The purchase accounting entries include a $1.0 million accrual for
estimated environmental remediation costs. Under the agreement for the sale of
Scurlock by MAP to Plains Scurlock, MAP has agreed to indemnify and hold
harmless Scurlock and Plains Scurlock for claims, liabilities and losses
(collectively "Losses") resulting from any act or omission attributable to
Scurlock's business or properties occurring prior to the date of the closing of
such sale to the extent the aggregate amount of such Losses exceed $1 million;
provided however, that claims for such Losses must be asserted by Scurlock
against MAP on or before May 15, 2003.
C. Reflects the reclassification of Scurlock's net receivables from MAP for
crude oil purchases. Such amounts, which were paid by MAP in cash subsequent to
March 31, 1999, were reflected in the Scurlock historical financial statements
as a component of Parent Company Investment.
D. Reflects the elimination of certain assets that were not purchased by
PAA, including associated revenues and expenses.

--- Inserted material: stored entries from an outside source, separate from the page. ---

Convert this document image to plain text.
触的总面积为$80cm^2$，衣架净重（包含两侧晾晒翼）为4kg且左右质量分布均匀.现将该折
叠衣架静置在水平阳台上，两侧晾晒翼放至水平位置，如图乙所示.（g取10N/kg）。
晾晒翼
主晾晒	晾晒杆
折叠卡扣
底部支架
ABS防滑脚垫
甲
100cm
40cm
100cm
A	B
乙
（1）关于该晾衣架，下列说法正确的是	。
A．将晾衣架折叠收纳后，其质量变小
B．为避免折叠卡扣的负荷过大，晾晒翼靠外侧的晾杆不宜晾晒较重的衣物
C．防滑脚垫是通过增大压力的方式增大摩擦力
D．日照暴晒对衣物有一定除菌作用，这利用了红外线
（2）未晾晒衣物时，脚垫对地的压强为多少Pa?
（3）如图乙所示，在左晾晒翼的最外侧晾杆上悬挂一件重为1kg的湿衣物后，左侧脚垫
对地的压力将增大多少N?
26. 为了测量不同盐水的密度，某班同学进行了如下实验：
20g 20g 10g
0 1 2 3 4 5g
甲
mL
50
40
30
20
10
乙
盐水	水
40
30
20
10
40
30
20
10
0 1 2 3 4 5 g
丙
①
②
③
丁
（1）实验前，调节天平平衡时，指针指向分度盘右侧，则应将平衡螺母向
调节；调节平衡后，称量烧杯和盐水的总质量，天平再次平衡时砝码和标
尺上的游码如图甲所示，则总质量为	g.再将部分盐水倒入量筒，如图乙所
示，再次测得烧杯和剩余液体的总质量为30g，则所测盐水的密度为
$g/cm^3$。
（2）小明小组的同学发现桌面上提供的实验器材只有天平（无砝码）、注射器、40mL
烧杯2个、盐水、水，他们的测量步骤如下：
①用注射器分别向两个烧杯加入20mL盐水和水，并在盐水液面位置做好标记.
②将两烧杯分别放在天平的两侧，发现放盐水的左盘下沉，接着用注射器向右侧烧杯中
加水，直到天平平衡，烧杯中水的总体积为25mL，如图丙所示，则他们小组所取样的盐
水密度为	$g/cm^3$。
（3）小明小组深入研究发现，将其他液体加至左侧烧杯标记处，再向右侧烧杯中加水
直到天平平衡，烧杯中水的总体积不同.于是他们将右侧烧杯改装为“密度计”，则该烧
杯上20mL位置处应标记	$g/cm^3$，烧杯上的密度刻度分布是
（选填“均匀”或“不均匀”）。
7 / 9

E. Reflects pro forma interest expense on (i) borrowings of approximately
$92 million under the Plains Scurlock Credit Facility and (ii) borrowings of $25
million under PAA's existing credit facility. PAA has entered into a series of
21 month interest rate collars, which provide for a floor of 5.04% and a ceiling
of 6.5% on a notional principal amount of $90 million of the LIBOR portion
outstanding under the Plains Scurlock Credit Facility. Pro forma interest
expense was calculated based on a composite annual interest rate of 7.8%. The
effect of a 1/8% change in the pro forma interest rate would be approximately
$37,000 for the three months ended March 31, 1999 and approximately $150,000 for
the year ended December 31, 1998.
F. Reflects pro forma depreciation and amortization expense based on the
purchase price of the Scurlock assets by PAA. The pro forma composite useful
depreciable life of the fixed assets acquired is 23 years. Debt issue costs
incurred in connection with the Scurlock Acquisition are amortized using the
straight-line method over five years, the term of the Plains Scurlock Credit
Facility.
G. Reflects the elimination of historical Scurlock depreciation and
amortization expense.
H. Reflects the reduction in compensation and benefits expense due to staff
terminations implemented by PAA at May 12, 1999. PAA has no plans to replace
these personnel. Such amounts reflect the historical compensation expenses
incurred by Scurlock. The termination of personnel is not expected to adversely
impact PAA's revenues or costs.
I. Reflects the cost reduction for services provided to Scurlock by MAP
related to the operation of certain pipeline assets. The Scurlock Acquisition
agreement provides for a reduced cost for such services subsequent to the
acquisition date.
J. Reflects the elimination of historical sales and purchases and
associated receivables and payables between Scurlock and PAA.
F-6
<PAGE>
K. Reflects the reclassification of certain items to conform to the
classification of such items in PAA's historical financial statements. In
addition, in order to make the Scurlock financial data consistent with that of
PAA, purchases and sales have been adjusted to exclude buy/sell activity where
like volumes are purchased and sold with the same customer with no effect on net
income; likewise, accounts receivable and accounts payable balances have been
netted to reflect these transactions.
L. Reflects the elimination of expenses associated with MAP's profit
sharing and post retirement pension, health and benefit plans in which
Scurlock's employees are no longer entitled to participate so that cost of sales
and operations and general and administrative expense reflect the ongoing cost
of employee benefits to PAA.
M. Reflects the restatement of Scurlock's inventory at average cost, which
is the inventory costing method utilized by PAA. Scurlock utilized the LIFO
method to determine inventory cost.
N. Reflects the adjustment of the historical market valuation
charge/credit reflected in Scurlock's historical financial statements to reflect
such amounts based on the average cost inventory method utilized by PAA.